I realized I mixed up Mbps and MB/s while checking my internet speed and download rates, and now I’m not sure if my connection is actually slow or if I misunderstood the numbers. I expected much faster downloads based on my speed test results, so I need help understanding the difference and figuring out what speeds I should really be getting.
I mixed those up for way too long.
When I first signed up for a 100 Mbps connection, I thought Steam would download at 100 MB/s. Instead I kept seeing around 10 to 12 MB/s, and I was convinced my ISP was pulling something shady or my PC had some weird bottleneck.
What fixed it for me was realizing Mbps and MB/s do not mean the same thing.
- Mbps means megabits per second
- MB/s means megabytes per second
The letter case is the part I missed. Lowercase b and uppercase B change the unit.
There are 8 bits in 1 byte, so if you want a rough conversion from Mbps to MB/s, divide by 8.
The numbers line up like this:
- 100 Mbps internet works out to about 12.5 MB/s at the top end
- 1 Gbps internet works out to about 125 MB/s at the top end
After I learned that, all the speeds I was seeing made sense. Nothing was broken. I was reading two different units and expecting them to match.
A lot of the confusion comes from ISPs listing plans in Mbps, while Steam, browsers, and torrent apps often show transfers in MB/s. So your advertised speed and your download window look different even when everything is fine.
I’ve seen loads of people run into this late. It’s one of those small tech details nobody explains until you trip over it yourself.

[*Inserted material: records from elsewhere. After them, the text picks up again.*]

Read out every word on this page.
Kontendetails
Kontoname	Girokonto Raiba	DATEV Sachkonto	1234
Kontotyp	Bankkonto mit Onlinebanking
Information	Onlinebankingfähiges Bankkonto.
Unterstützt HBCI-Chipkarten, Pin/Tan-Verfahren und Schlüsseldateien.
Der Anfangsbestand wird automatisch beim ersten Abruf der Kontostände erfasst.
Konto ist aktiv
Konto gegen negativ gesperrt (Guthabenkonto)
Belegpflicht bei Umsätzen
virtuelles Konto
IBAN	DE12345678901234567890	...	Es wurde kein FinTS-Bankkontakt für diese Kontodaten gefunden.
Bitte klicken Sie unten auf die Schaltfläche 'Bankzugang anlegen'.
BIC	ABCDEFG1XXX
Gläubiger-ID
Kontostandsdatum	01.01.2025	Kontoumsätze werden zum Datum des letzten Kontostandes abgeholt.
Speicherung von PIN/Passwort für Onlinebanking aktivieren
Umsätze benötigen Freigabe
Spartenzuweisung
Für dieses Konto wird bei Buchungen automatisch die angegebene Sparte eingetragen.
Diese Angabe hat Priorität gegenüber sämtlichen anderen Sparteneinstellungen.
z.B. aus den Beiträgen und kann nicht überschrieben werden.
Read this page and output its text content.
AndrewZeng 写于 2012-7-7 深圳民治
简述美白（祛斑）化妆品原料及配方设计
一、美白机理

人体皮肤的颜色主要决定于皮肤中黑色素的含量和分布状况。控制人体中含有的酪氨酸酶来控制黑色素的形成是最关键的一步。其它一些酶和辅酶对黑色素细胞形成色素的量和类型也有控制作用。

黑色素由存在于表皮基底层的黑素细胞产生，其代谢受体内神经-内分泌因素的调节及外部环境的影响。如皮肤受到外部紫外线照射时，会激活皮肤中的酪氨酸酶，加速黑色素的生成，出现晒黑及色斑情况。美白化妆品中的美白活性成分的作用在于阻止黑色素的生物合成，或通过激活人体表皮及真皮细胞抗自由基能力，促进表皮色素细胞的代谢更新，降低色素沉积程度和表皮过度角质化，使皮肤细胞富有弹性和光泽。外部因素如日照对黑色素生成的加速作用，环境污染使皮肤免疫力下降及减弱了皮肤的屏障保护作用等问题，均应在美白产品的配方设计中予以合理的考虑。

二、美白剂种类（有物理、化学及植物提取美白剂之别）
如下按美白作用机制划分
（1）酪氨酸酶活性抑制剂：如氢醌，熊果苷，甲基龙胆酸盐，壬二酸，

The little memory trick I use now:
- lowercase b, bit, smaller unit
- uppercase B, byte, bigger unit
If you want proof this trips up plenty of people, here’s the same discussion on Reddit: Reddit thread
You likely misread the units, but there is one extra detail people skip.

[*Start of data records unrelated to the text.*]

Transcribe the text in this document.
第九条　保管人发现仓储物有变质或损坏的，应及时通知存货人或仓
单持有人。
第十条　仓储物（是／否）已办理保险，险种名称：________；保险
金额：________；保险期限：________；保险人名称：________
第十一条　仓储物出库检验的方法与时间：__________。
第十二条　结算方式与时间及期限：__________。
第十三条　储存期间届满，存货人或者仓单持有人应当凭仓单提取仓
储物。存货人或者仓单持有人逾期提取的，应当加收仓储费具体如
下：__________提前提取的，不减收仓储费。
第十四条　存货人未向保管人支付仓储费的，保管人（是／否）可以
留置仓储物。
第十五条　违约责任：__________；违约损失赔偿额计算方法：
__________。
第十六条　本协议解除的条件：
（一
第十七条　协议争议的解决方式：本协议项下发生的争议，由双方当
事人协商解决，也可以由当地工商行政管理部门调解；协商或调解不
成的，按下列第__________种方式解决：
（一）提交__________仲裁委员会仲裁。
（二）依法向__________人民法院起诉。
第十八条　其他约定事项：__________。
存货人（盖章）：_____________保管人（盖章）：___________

@mikeappsreviewer is right on the bit vs byte part. ISP plans use megabits per second. Many apps show megabytes per second. So 200 Mbps internet tops out around 25 MB/s in perfect conditions.

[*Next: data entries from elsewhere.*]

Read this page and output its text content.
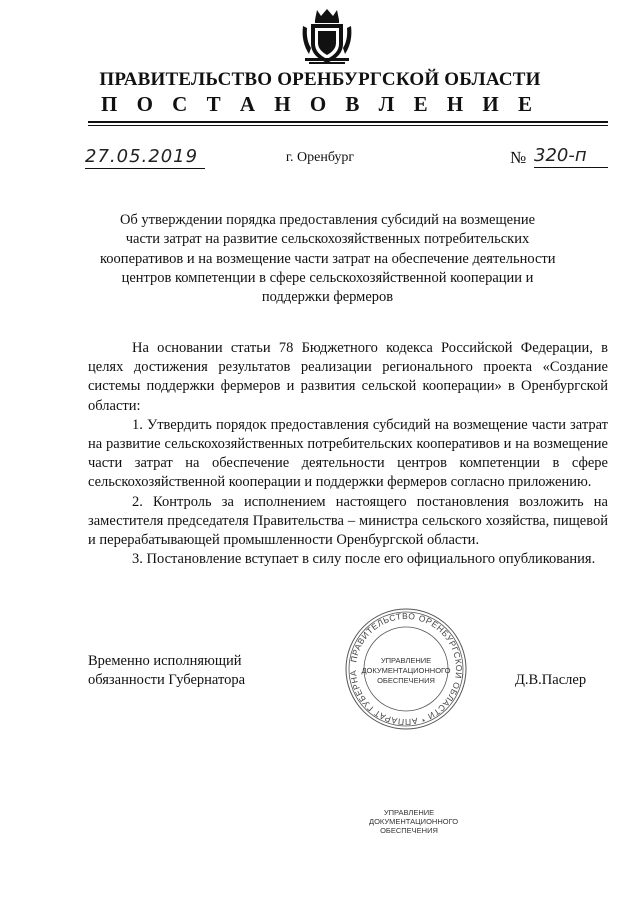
ПРАВИТЕЛЬСТВО ОРЕНБУРГСКОЙ ОБЛАСТИ
П О С Т А Н О В Л Е Н И Е
27.05.2019	г. Оренбург	№ 320-п
Об утверждении порядка предоставления субсидий на возмещение
части затрат на развитие сельскохозяйственных потребительских
кооперативов и на возмещение части затрат на обеспечение деятельности
центров компетенции в сфере сельскохозяйственной кооперации и
поддержки фермеров

На основании статьи 78 Бюджетного кодекса Российской Федерации, в целях достижения результатов реализации регионального проекта «Создание системы поддержки фермеров и развития сельской кооперации» в Оренбургской области:

1. Утвердить порядок предоставления субсидий на возмещение части затрат на развитие сельскохозяйственных потребительских кооперативов и на возмещение части затрат на обеспечение деятельности центров компетенции в сфере сельскохозяйственной кооперации и поддержки фермеров согласно приложению.

2. Контроль за исполнением настоящего постановления возложить на заместителя председателя Правительства – министра сельского хозяйства, пищевой и перерабатывающей промышленности Оренбургской области.

3. Постановление вступает в силу после его официального опубликования.

ПРАВИТЕЛЬСТВО ОРЕНБУРГСКОЙ ОБЛАСТИ * АППАРАТ ГУБЕРНА
УПРАВЛЕНИЕ
ДОКУМЕНТАЦИОННОГО
ОБЕСПЕЧЕНИЯ
Временно исполняющий
обязанности Губернатора	Д.В.Паслер
УПРАВЛЕНИЕ
ДОКУМЕНТАЦИОННОГО
ОБЕСПЕЧЕНИЯ
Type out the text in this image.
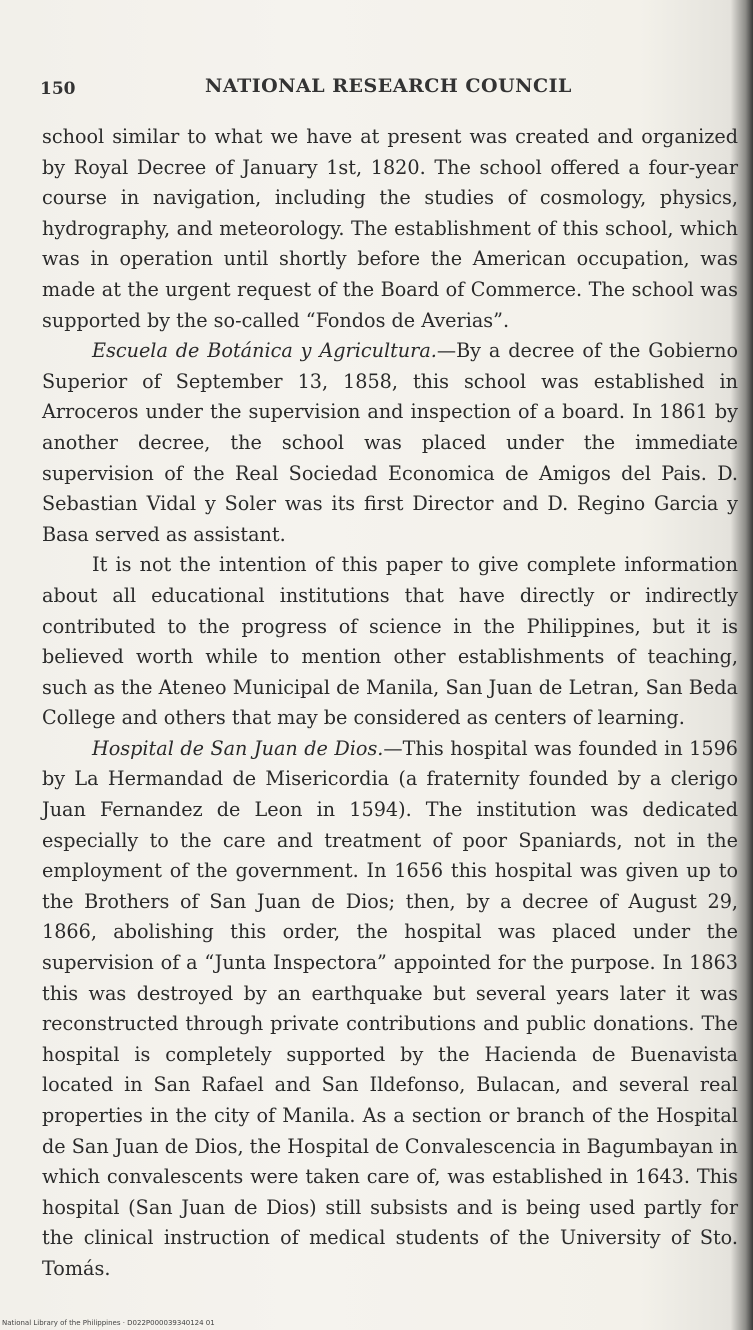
150	NATIONAL RESEARCH COUNCIL

school similar to what we have at present was created and organized by Royal Decree of January 1st, 1820. The school offered a four-year course in navigation, including the studies of cosmology, physics, hydrography, and meteorology. The establishment of this school, which was in operation until shortly before the American occupation, was made at the urgent request of the Board of Commerce. The school was supported by the so-called “Fondos de Averias”.

Escuela de Botánica y Agricultura.—By a decree of the Gobierno Superior of September 13, 1858, this school was established in Arroceros under the supervision and inspection of a board. In 1861 by another decree, the school was placed under the immediate supervision of the Real Sociedad Economica de Amigos del Pais. D. Sebastian Vidal y Soler was its first Director and D. Regino Garcia y Basa served as assistant.

It is not the intention of this paper to give complete information about all educational institutions that have directly or indirectly contributed to the progress of science in the Philippines, but it is believed worth while to mention other establishments of teaching, such as the Ateneo Municipal de Manila, San Juan de Letran, San Beda College and others that may be considered as centers of learning.

Hospital de San Juan de Dios.—This hospital was founded in 1596 by La Hermandad de Misericordia (a fraternity founded by a clerigo Juan Fernandez de Leon in 1594). The institution was dedicated especially to the care and treatment of poor Spaniards, not in the employment of the government. In 1656 this hospital was given up to the Brothers of San Juan de Dios; then, by a decree of August 29, 1866, abolishing this order, the hospital was placed under the supervision of a “Junta Inspectora” appointed for the purpose. In 1863 this was destroyed by an earthquake but several years later it was reconstructed through private contributions and public donations. The hospital is completely supported by the Hacienda de Buenavista located in San Rafael and San Ildefonso, Bulacan, and several real properties in the city of Manila. As a section or branch of the Hospital de San Juan de Dios, the Hospital de Convalescencia in Bagumbayan in which convalescents were taken care of, was established in 1643. This hospital (San Juan de Dios) still subsists and is being used partly for the clinical instruction of medical students of the University of Sto. Tomás.

National Library of the Philippines · D022P000039340124 01
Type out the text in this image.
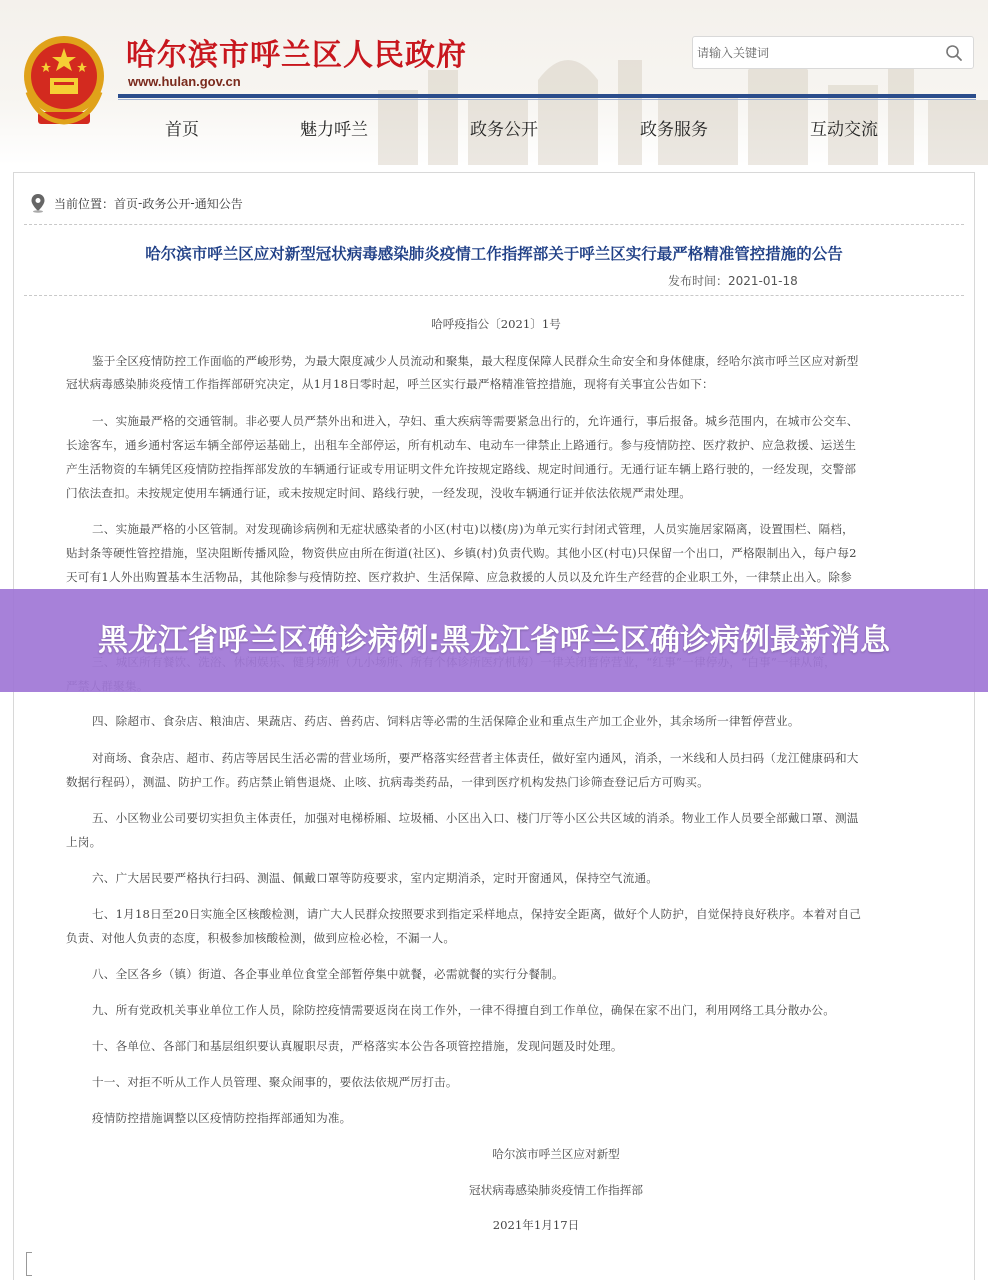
哈尔滨市呼兰区人民政府
www.hulan.gov.cn
请输入关键词
首页	魅力呼兰	政务公开	政务服务	互动交流
当前位置： 首页 - 政务公开 - 通知公告
哈尔滨市呼兰区应对新型冠状病毒感染肺炎疫情工作指挥部关于呼兰区实行最严格精准管控措施的公告
发布时间：2021-01-18
哈呼疫指公〔2021〕1号
鉴于全区疫情防控工作面临的严峻形势，为最大限度减少人员流动和聚集，最大程度保障人民群众生命安全和身体健康，经哈尔滨市呼兰区应对新型
冠状病毒感染肺炎疫情工作指挥部研究决定，从1月18日零时起，呼兰区实行最严格精准管控措施，现将有关事宜公告如下：
一、实施最严格的交通管制。非必要人员严禁外出和进入，孕妇、重大疾病等需要紧急出行的，允许通行，事后报备。城乡范围内，在城市公交车、
长途客车，通乡通村客运车辆全部停运基础上，出租车全部停运，所有机动车、电动车一律禁止上路通行。参与疫情防控、医疗救护、应急救援、运送生
产生活物资的车辆凭区疫情防控指挥部发放的车辆通行证或专用证明文件允许按规定路线、规定时间通行。无通行证车辆上路行驶的，一经发现，交警部
门依法查扣。未按规定使用车辆通行证，或未按规定时间、路线行驶，一经发现，没收车辆通行证并依法依规严肃处理。
二、实施最严格的小区管制。对发现确诊病例和无症状感染者的小区(村屯)以楼(房)为单元实行封闭式管理，人员实施居家隔离，设置围栏、隔档，
贴封条等硬性管控措施，坚决阻断传播风险，物资供应由所在街道(社区)、乡镇(村)负责代购。其他小区(村屯)只保留一个出口，严格限制出入，每户每2
天可有1人外出购置基本生活物品，其他除参与疫情防控、医疗救护、生活保障、应急救援的人员以及允许生产经营的企业职工外，一律禁止出入。除参
四、除超市、食杂店、粮油店、果蔬店、药店、兽药店、饲料店等必需的生活保障企业和重点生产加工企业外，其余场所一律暂停营业。
对商场、食杂店、超市、药店等居民生活必需的营业场所，要严格落实经营者主体责任，做好室内通风，消杀，一米线和人员扫码（龙江健康码和大
数据行程码），测温、防护工作。药店禁止销售退烧、止咳、抗病毒类药品，一律到医疗机构发热门诊筛查登记后方可购买。
五、小区物业公司要切实担负主体责任，加强对电梯桥厢、垃圾桶、小区出入口、楼门厅等小区公共区域的消杀。物业工作人员要全部戴口罩、测温
上岗。
六、广大居民要严格执行扫码、测温、佩戴口罩等防疫要求，室内定期消杀，定时开窗通风，保持空气流通。
七、1月18日至20日实施全区核酸检测，请广大人民群众按照要求到指定采样地点，保持安全距离，做好个人防护，自觉保持良好秩序。本着对自己
负责、对他人负责的态度，积极参加核酸检测，做到应检必检，不漏一人。
八、全区各乡（镇）街道、各企事业单位食堂全部暂停集中就餐，必需就餐的实行分餐制。
九、所有党政机关事业单位工作人员，除防控疫情需要返岗在岗工作外，一律不得擅自到工作单位，确保在家不出门，利用网络工具分散办公。
十、各单位、各部门和基层组织要认真履职尽责，严格落实本公告各项管控措施，发现问题及时处理。
十一、对拒不听从工作人员管理、聚众闹事的，要依法依规严厉打击。
疫情防控措施调整以区疫情防控指挥部通知为准。
哈尔滨市呼兰区应对新型
冠状病毒感染肺炎疫情工作指挥部
2021年1月17日
黑龙江省呼兰区确诊病例:黑龙江省呼兰区确诊病例最新消息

The part I disagree on a little is the word top end. You almost never sit right on it. Real downloads lose some speed to protocol overhead, server limits, Wi-Fi issues, and disk speed. So a 100 Mbps line showing 9 to 11 MB/s is often fine. 12.5 MB/s is the math ceiling, not the normal every-second result.
Quick checks:
100 Mbps = 12.5 MB/s
300 Mbps = 37.5 MB/s
500 Mbps = 62.5 MB/s
1000 Mbps = 125 MB/s
If your speed test shows 300 Mbps, but Steam shows 35 MB/s, taht is normal. If it shows 3 MB/s, then somthing is off. Use ethernet first if you want a clean test.
Yeah, the mix-up is almost certainly the units, not your line magically being bad.
@mikeappsreviewer and @mike34 already covered the big point: Mbps is bits, MB/s is bytes, and bytes are 8x bigger. That part trips up tons of people. Where I’d add a little nuance is this: people act like dividing by 8 settles it perfectly, but real downloads are messier than that.
A few things can make a download look ‘slow’ even when the internet is fine:
- the app may be unpacking/installing while downloading
- the server on the other end may be capped
- Wi-Fi can wobble a lot
- some launchers smooth or average the number weirdly
- browser downloads are often slower than speed tests
So if your plan is 200 Mbps, seeing around 20 to 24 MB/s is pretty normal. Seeing exactly 25 all the time would actually be kinda rare tbh.
One more thing people miss: speed tests measure short bursts to nearby fast servers. Actual file downloads depend on a specific server, route, and even your SSD/HDD. So a great speed test does not guarantee maxed-out downloads every time.
Rule of thumb:
- internet plans = Mbps
- file copies/download apps = usually MB/s
If your numbers are off by a factor of about 8, you probably just read it wrong. If they’re off by way more than that, then yeah, start poking at Wi-Fi, router, server limits, or your PC.
Yep, this gets a lot of people.
The part I’d add to what @mike34, @cazadordeestrellas, and @mikeappsreviewer said is that some apps are inconsistent with units too. A launcher might show MB/s in one place, Mbps in another chart, or even cache/write speed instead of pure network speed. So sometimes the number looks “wrong” even when the connection is fine.
A quick sanity check I use:
- If downloads are roughly 1/8 of the ISP plan, that is usually normal
- If they swing wildly, that is often Wi-Fi, app behavior, or the source server
- If speed tests are good but one site is slow, blame the site first, not your internet
I slightly disagree with the idea that every low number means troubleshooting right away. Sometimes a game platform is decrypting files or patching in chunks, and the network graph alone becomes misleading.
Pros of this whole Mbps vs MB/s distinction:
- once you learn it, speed numbers finally make sense
- easier to spot real problems
Cons:
- terrible labeling everywhere
- apps and ISPs rarely explain the difference clearly
So no, your connection may not be slow at all. You probably expected byte speeds from a bit-rated plan.